The trial period ended more than three months ago, though, and The Isaiah Project is still footing the bill; United Site Services has, at no cost, upped the pumping and cleaning to five days a week from three, and a couple of weeks ago, two more toilets appeared near 16th and K streets. Prieto said he’s been emptying that pair as well. A sign on the toilets said they were placed there courtesy of an anonymous donor.
“The plan was, the assurance was, the encouragement was that after two months, if they were relatively successful, there would be money available,” Ross said at a Jan. 20 City Council meeting. Battered and bandaged from an attempted carjacking on Jan. 16, Ross told council members that when two police officers came to his apartment to take a statement, once they realized who he was, they thanked him for the port-o-potties. “Police who came to my apartment the other day, they use them,” Ross said.
More public restrooms have long been cited as a need Downtown—not just for the homeless but also for tourists and itinerant city workers.
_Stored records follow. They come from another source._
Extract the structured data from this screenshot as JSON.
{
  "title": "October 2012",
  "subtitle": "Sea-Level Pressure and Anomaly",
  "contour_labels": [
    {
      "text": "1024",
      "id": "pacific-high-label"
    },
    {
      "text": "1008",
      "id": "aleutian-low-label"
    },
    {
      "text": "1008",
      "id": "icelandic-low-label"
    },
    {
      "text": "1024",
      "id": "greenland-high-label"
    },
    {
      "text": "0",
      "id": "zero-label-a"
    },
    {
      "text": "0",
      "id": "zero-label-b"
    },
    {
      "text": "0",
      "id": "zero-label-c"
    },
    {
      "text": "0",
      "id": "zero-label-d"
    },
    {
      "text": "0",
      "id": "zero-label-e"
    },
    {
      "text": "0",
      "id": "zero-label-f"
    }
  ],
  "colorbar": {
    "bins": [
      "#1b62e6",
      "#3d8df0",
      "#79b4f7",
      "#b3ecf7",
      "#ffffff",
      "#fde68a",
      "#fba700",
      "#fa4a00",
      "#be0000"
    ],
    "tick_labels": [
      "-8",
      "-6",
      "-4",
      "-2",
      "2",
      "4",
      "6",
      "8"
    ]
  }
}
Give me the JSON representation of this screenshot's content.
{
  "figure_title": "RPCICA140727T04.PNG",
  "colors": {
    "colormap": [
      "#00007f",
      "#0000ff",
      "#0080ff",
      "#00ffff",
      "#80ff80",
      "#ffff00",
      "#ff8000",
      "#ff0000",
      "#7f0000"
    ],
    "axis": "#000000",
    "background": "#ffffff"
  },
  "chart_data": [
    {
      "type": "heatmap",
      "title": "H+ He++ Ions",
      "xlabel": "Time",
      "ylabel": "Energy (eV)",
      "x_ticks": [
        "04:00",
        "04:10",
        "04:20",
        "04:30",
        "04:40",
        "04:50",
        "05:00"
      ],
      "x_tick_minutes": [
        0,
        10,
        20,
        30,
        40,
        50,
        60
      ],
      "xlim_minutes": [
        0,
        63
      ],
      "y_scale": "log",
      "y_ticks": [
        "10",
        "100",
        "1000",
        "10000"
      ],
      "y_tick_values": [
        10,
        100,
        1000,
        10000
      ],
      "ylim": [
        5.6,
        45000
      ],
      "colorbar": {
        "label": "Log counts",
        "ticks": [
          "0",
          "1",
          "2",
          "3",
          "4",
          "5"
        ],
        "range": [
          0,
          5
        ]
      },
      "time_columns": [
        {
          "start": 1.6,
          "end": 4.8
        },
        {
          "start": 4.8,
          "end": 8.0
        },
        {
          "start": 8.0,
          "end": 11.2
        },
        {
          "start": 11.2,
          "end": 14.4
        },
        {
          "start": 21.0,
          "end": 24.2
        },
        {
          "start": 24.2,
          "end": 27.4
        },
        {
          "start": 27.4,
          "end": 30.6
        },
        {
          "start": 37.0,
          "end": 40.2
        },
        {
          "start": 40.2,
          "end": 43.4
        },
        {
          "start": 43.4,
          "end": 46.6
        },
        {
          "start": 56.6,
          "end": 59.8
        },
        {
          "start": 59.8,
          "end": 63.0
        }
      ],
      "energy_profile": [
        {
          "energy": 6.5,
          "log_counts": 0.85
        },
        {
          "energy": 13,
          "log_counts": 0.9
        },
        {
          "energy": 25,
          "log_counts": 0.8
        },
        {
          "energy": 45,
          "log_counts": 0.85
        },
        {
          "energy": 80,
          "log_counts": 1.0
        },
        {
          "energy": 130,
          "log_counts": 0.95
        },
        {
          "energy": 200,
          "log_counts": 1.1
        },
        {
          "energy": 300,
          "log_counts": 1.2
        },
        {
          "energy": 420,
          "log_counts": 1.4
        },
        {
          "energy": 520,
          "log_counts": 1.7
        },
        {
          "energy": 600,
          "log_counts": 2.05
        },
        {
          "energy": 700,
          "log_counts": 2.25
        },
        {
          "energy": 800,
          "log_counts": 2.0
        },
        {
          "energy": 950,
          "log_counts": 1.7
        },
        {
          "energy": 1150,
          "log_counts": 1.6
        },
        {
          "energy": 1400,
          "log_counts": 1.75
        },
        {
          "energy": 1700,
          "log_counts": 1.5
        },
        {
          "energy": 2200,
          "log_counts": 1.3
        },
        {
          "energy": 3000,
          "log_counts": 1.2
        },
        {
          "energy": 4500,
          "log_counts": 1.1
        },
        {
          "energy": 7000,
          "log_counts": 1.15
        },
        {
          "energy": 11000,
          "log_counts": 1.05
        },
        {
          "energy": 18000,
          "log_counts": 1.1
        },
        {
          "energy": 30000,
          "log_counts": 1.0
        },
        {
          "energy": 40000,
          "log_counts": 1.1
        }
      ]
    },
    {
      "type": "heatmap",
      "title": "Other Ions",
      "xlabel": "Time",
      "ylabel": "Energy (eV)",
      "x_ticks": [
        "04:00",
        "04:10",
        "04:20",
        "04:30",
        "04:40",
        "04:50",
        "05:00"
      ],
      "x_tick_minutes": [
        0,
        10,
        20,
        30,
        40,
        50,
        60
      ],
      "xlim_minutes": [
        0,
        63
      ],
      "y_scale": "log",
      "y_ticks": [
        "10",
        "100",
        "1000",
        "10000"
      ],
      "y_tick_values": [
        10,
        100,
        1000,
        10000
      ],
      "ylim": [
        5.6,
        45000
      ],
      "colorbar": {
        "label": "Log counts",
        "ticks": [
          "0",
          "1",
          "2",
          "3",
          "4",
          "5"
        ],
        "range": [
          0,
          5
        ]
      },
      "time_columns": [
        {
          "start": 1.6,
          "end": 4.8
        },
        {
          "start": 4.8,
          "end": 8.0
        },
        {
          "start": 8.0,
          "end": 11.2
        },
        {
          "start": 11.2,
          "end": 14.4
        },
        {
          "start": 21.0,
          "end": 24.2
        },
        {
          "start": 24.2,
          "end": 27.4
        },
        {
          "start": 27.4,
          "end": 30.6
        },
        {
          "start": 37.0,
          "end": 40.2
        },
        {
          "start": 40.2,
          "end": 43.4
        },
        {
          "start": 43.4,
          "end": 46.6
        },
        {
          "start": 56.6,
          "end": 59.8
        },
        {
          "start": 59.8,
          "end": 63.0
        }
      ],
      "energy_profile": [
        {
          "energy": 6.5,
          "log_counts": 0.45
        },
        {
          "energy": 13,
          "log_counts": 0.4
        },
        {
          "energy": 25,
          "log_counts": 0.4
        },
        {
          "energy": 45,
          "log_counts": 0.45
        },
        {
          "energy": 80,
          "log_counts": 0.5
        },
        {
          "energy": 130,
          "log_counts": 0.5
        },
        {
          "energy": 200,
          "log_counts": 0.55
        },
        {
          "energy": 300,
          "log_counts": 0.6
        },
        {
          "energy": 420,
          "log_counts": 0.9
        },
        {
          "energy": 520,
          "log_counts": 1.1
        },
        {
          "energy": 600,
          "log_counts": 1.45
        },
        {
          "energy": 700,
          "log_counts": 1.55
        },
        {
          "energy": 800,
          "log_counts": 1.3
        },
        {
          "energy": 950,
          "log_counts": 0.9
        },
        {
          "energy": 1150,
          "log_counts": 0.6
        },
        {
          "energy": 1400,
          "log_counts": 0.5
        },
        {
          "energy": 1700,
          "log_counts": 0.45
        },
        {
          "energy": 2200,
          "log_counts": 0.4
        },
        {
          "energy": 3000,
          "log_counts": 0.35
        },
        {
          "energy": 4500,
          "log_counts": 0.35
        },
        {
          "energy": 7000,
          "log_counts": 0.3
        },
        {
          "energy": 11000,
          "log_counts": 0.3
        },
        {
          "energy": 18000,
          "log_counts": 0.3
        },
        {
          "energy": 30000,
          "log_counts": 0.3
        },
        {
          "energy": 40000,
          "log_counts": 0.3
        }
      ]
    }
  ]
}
But an ordinance that forbids advertising in the public right-of-way has kept San Diego from installing the sort of public-access toilets that are found in cities like San Francisco, L.A. and New York, where advertising on the restrooms’ exteriors covers the cost of installation and maintenance. A 2001 memo from then City Attorney Casey Gwinn advised against amending the ordinance, arguing that it would force the city to allow other kinds of advertising in public space.
For now, the port-o-potties appear to be the cheapest and best—perhaps only—solution. Ross has been speaking at Tuesday City Council meetings for several weeks; at this week’s meeting, for the first time, he got a public promise from Faulconer to work on finding a solution to keep the port-o-potties in place. Councilmember Marti Emerald told Ross that she’d docket a discussion of the toilets at the City Council’s Public Safety and Neighborhood Services committee.
“They’re a great success,” Emerald said of the potties, “and we need to find a way of keeping them there.”